For agweb.com John Herath writes, “A week of cooperative weather set planting at near record pace across the corn belt last week. Corn acres planted jumped to 27%, up from 7% the previous week. Much of that progress was in two key states according to Chip Flory of AgriTalk Radio. ‘A couple of the states really stand out, we’ve got Iowa 39% planted, we’ve got Minnesota at 40% planted, 40% planted in Minnesota’, Flory said. ‘Both states are about double the five-year average pace. This means that in the Last week, Iowa planted about 5.2 million acres of corn. Minnesota planted about 3.3 million acres of corn’.”

The Star Tribune’s Paul Walsh says, “A notorious Twin Cities counterfeiter and scam artist has lengthened his rap sheet, this time charged with paying for an Eagan restaurant with a phony $400,000 cashier’s check and then draining the business of money. Edward Stahlmann, 37, of St. Paul, was charged Monday in Dakota County District Court with three counts of check forgery in connection with his agreement to buy Wyatt’s Twisted Americana off Cliff Lake Drive in January.”

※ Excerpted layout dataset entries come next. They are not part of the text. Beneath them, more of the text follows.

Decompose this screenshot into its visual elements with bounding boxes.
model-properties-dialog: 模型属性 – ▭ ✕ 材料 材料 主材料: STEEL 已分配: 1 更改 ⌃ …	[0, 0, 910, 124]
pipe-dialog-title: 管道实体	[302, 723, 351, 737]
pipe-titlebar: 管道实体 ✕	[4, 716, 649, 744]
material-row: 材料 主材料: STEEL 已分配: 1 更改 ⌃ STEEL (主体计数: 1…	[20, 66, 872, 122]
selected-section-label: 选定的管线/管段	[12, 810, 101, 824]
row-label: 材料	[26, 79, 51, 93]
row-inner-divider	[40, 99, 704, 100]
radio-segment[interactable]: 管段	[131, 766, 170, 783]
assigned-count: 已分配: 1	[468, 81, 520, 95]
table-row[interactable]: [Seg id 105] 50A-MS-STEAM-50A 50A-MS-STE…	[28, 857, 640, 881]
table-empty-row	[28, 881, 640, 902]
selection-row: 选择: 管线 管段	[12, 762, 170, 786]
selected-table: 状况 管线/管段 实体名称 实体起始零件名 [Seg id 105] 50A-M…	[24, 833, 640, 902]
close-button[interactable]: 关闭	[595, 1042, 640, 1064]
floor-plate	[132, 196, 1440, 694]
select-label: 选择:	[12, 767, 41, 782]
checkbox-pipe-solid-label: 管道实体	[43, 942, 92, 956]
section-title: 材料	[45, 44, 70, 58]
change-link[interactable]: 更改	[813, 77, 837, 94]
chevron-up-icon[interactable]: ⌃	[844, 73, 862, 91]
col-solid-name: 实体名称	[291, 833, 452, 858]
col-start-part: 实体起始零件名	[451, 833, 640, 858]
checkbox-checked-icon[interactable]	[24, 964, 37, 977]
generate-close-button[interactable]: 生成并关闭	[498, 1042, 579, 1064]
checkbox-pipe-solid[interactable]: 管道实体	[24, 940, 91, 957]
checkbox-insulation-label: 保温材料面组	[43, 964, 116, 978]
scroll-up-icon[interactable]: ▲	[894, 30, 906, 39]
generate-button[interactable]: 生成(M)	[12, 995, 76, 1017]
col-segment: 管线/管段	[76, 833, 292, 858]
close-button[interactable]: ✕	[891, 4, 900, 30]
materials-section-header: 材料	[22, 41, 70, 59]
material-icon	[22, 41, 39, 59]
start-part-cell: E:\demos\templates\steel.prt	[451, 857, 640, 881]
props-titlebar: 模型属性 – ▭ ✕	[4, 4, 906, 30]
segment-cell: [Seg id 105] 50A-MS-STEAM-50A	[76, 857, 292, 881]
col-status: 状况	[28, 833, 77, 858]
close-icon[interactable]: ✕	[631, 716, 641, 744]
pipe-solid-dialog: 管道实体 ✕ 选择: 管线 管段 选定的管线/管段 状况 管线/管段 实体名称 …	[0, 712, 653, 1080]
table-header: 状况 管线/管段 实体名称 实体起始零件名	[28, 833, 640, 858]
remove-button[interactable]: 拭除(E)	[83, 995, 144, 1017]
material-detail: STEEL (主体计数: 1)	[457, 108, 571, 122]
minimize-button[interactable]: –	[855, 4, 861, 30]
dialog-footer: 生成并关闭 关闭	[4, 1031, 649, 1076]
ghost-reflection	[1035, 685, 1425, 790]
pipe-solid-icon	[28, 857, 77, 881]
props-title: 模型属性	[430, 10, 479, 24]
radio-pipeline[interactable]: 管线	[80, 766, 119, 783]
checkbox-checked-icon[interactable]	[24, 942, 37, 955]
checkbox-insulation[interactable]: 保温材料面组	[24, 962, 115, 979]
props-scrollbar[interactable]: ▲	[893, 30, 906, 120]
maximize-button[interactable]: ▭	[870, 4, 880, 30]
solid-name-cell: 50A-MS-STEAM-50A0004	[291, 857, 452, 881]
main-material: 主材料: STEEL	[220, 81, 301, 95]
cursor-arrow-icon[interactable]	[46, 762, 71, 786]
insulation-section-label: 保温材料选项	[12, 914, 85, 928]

Also in the Star Tribune, this from Katy Read, “The allure of Excelsior’s quaint and vintage neighborhoods is reigniting a battle between residents who want to preserve the city’s modest charm and newcomers who want to build big. City officials are considering several proposals intended to preserve Excelsior’s character that could also give it the toughest residential zoning regulations in Minnesota, a move that could deter new development. One proposal includes a powerful review board that could reject proposed construction it deems inappropriate. … Officials are weighing a proposal to limit the size of a new home based on lot size.”